The Democratic presidential candidate also recently spoke on his plan at the Heal-the-Divide PAC event, where he made claims about defending the right to self-custody bitcoin, running blockchain nodes at home, and discussing industry-neutral energy regulation.
“The benefits include facilitating innovation and spurring investment, ensuring citizen privacy, incentivizing ventures to grow their business and tech jobs in the United States rather than in Singapore, Switzerland, Germany and Portugal,” said Kennedy.
The Internal Revenue Service currently handles cryptocurrency as an investment or property instead of a currency. Thus, it is subject to capital gains tax which hinders the cryptocurrency’s ability to be utilized to its full potential.
Kennedy weighed in on the government’s involvement in cryptocurrency, stating, “It is a mistake for the U.S. government to hobble the industry and drive innovation elsewhere. Biden’s proposed 30% tax on cryptocurrency mining is a bad idea.”

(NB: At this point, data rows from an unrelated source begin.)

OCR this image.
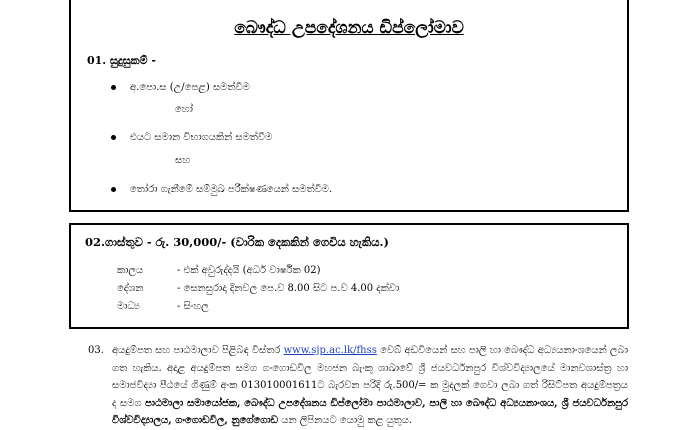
බෞද්ධ උපදේශනය ඩිප්ලෝමාව
01. සුදුසුකම් -
අ.පො.ස (උ/පෙළ) සමත්වීම
හෝ
එයට සමාන විභාගයකින් සමත්වීම
සහ
තෝරා ගැනීමේ සම්මුඛ පරීක්ෂණයෙන් සමත්වීම.
02.ගාස්තුව - රු. 30,000/- (වාරික දෙකකින් ගෙවිය හැකිය.)
කාලය	- එක් අවුරුද්දයි (අර්ධ වාර්ෂික 02)
දේශන	- සෙනසුරාදා දිනවල පෙ.ව 8.00 සිට ප.ව 4.00 දක්වා
මාධ්‍ය	- සිංහල
03. අයදුම්පත සහ පාඨමාලාව පිළිබඳ විස්තර www.sjp.ac.lk/fhss වෙබ් අඩවියෙන් සහ පාලි හා බෞද්ධ අධ්‍යයනාංශයෙන් ලබා ගත හැකිය. අදාළ අයදුම්පත සමග ගංගොඩවිල මහජන බැංකු ශාඛාවේ ශ්‍රී ජයවර්ධනපුර විශ්වවිද්‍යාලයේ මානවශාස්ත්‍ර හා සමාජවිද්‍යා පීඨයේ ගිණුම් අංක 013010001611ට බැරවන පරිදි රු.500/= ක මුදලක් ගෙවා ලබා ගත් රිසිට්පත අයදුම්පත්‍රය ද සමග පාඨමාලා සමායෝජක, බෞද්ධ උපදේශනය ඩිප්ලෝමා පාඨමාලාව, පාලි හා බෞද්ධ අධ්‍යයනාංශය, ශ්‍රී ජයවර්ධනපුර විශ්වවිද්‍යාලය, ගංගොඩවිල, නුගේගොඩ යන ලිපිනයට යොමු කළ යුතුය.
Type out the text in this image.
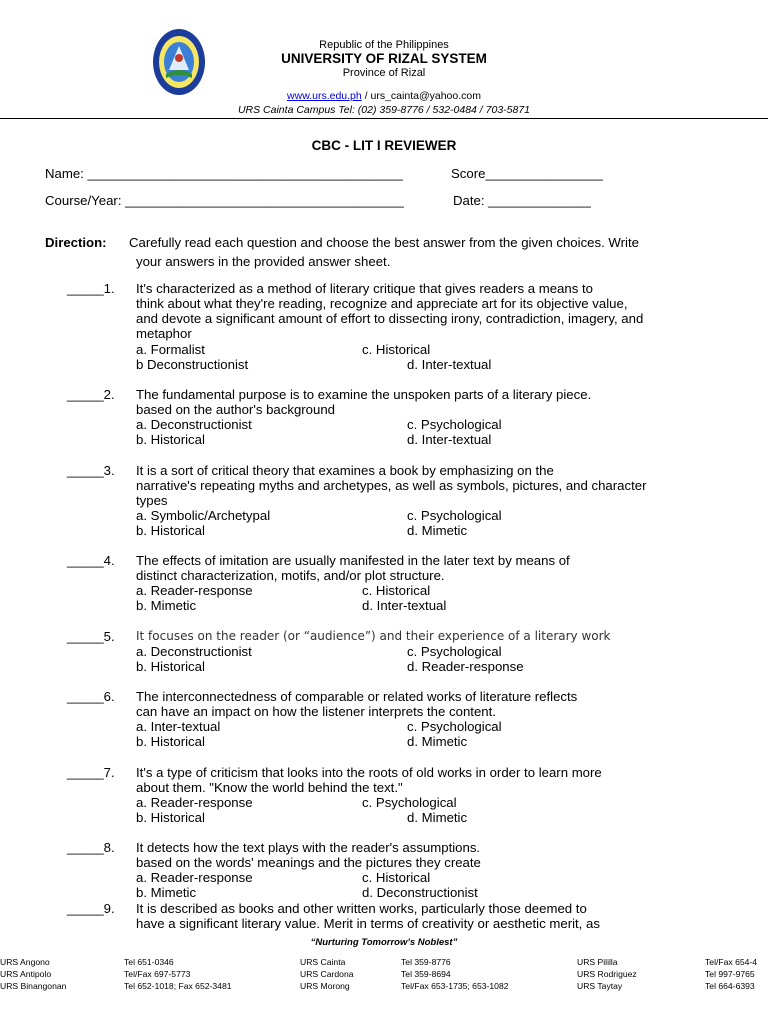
Republic of the Philippines
UNIVERSITY OF RIZAL SYSTEM
Province of Rizal
www.urs.edu.ph / urs_cainta@yahoo.com
URS Cainta Campus Tel: (02) 359-8776 / 532-0484 / 703-5871
CBC - LIT I REVIEWER
Name: ___________________________________________	Score________________
Course/Year: ______________________________________	Date: ______________
Direction: Carefully read each question and choose the best answer from the given choices. Write
your answers in the provided answer sheet.
_____1. It's characterized as a method of literary critique that gives readers a means to
think about what they're reading, recognize and appreciate art for its objective value,
and devote a significant amount of effort to dissecting irony, contradiction, imagery, and
metaphor
a. Formalist	c. Historical
b Deconstructionist	d. Inter-textual
_____2. The fundamental purpose is to examine the unspoken parts of a literary piece.
based on the author's background
a. Deconstructionist	c. Psychological
b. Historical	d. Inter-textual
_____3. It is a sort of critical theory that examines a book by emphasizing on the
narrative's repeating myths and archetypes, as well as symbols, pictures, and character
types
a. Symbolic/Archetypal	c. Psychological
b. Historical	d. Mimetic
_____4. The effects of imitation are usually manifested in the later text by means of
distinct characterization, motifs, and/or plot structure.
a. Reader-response	c. Historical
b. Mimetic	d. Inter-textual
_____5. It focuses on the reader (or “audience”) and their experience of a literary work
a. Deconstructionist	c. Psychological
b. Historical	d. Reader-response
_____6. The interconnectedness of comparable or related works of literature reflects
can have an impact on how the listener interprets the content.
a. Inter-textual	c. Psychological
b. Historical	d. Mimetic
_____7. It's a type of criticism that looks into the roots of old works in order to learn more
about them. "Know the world behind the text."
a. Reader-response	c. Psychological
b. Historical	d. Mimetic
_____8. It detects how the text plays with the reader's assumptions.
based on the words' meanings and the pictures they create
a. Reader-response	c. Historical
b. Mimetic	d. Deconstructionist
_____9. It is described as books and other written works, particularly those deemed to
have a significant literary value. Merit in terms of creativity or aesthetic merit, as
“Nurturing Tomorrow’s Noblest”
URS Angono	Tel 651-0346	URS Cainta	Tel 359-8776	URS Pililla	Tel/Fax 654-4
URS Antipolo	Tel/Fax 697-5773	URS Cardona	Tel 359-8694	URS Rodriguez	Tel 997-9765
URS Binangonan	Tel 652-1018; Fax 652-3481	URS Morong	Tel/Fax 653-1735; 653-1082	URS Taytay	Tel 664-6393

Robert F. Kennedy Jr. has also taken firm stances on various other issues in the political realm. The American Tribune recently reported on RFK Jr. appearing at a hearing in the House of Representatives, where he called out the dangers of government censorship. The Democratic hopeful claimed censorship was the “beginning of totalitarianism.”
Kennedy addressed the matter when prompted by Rep. Kat Cammack of Florida, who asked the presidential candidate about the dangers of being unable to criticize the federal government’s weaponization. Kennedy then noted that throughout history, the “good guys” are typically never the ones who are censoring and repressing opinion.
“A government that can censor its critics has license for every atrocity. It is the beginning of totalitarianism. There’s never been a time in history when we look back, and the guys who were censoring people were the good guys,” Kennedy said.
RFK Jr. continued to note that the best authors of the 20th century who wrote about totalitarianism said censorship is always the beginning of one of these repressive regimes. “All of us grew up reading Arthur Koestler, Robert Heinlein, Aldous Huxley, George Orwell, and they were all saying the same thing: once you start censoring, you’re on your way to dystopia and totalitarianism,” Kennedy stated.
Kennedy has often been in the news for his political stances drawing harsh criticism from the left, despite running on the democratic platform. There has even been some speculation Trump could select him to run as his vice president in 2024.